Video
Typical adverse events associated with the use of CAR T-cell therapy for relapsed/refractory multiple myeloma and recommendations for managing patients during and after treatment.
Deepu Madduri, MD: Typically, after CAR [chimeric antigen receptor] T-cell therapy is done, some of the things to look out for include: some of these patients are cytopenic, meaning they may need to get some Neupogen [filgrastim] injections, because their white [blood cell] count is low. They may need some red blood cell transfusions or platelet transfusions if their counts haven’t recovered. Usually, the median time to recovery is anywhere from 2 weeks to 8 weeks for some of the various trials. They may need to come into clinic to get transfusion support. They may also need to get IVIg [intravenous immunoglobulin] if their IgG [immunoglobulin G] level is low because they are immunosuppressed. Additionally, we typically see them once a month for routine blood work and to make sure that they’re doing OK, and to monitor for any long-term toxicities.
David S. Siegel, MD, PhD: The toxicity spectrum of CAR T cells is complicated, so the main place that adult oncologists use CAR T cells right now is in the wide spectrum of B-cell lymphomas. But certainly, it seems to me that the multiple myeloma CAR T-cell platforms that we have been using here at Hackensack [John Theurer Cancer Center] are easier than the ones than the ones that we’ve been applying for patients with lymphoma. Notably, adverse events and safety considerations are the critical thing. The worst thing that happens is when we do something, and it hurts the patient. They have enough to deal with based on the hands they were dealt without us adding to that. We empirically are figuring out what are the best ways to treat these things.

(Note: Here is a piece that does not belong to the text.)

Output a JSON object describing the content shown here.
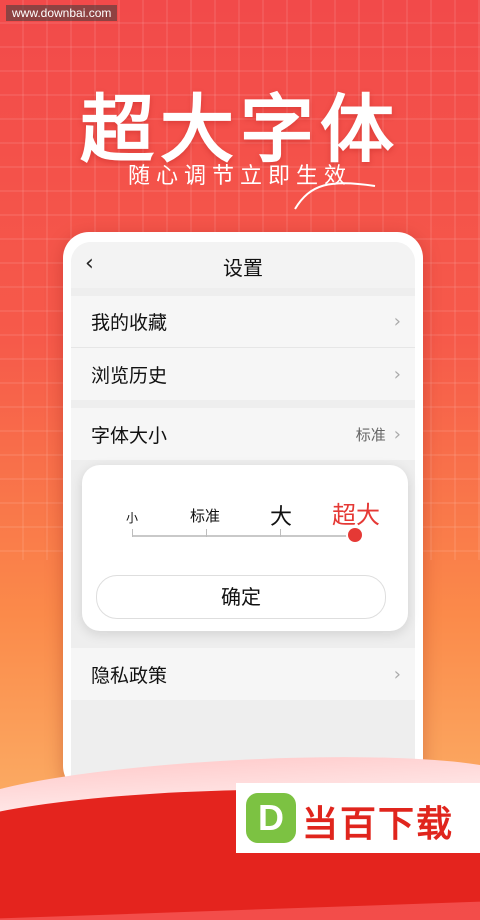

As the number of patients being treated expands, and this will be accelerated once the myeloma CAR T cells become commercially available, we have to be very careful that we track the kinds of toxicities that we’re seeing, track the kinds of interventions that we make, and then put those things together and see where we get the best outcomes. We certainly have a lot to learn. I think one of the sad things about medicine in America is that we don’t have these global networks that force us to gather the entire spectrum of things, and then have databases that allow us to go back and examine what was done in particular kinds of patients, and which interventions have worked. Some of the countries outside of the United States are much more advanced in terms of analyzing that kind of data.
I think that one of the things the regulators must do as we move forward is to say that if we’re going to use these kinds of therapy, you need to collect this information. It needs to go into a public database. That public database must be available for analysis so we can iteratively improve what we’re doing.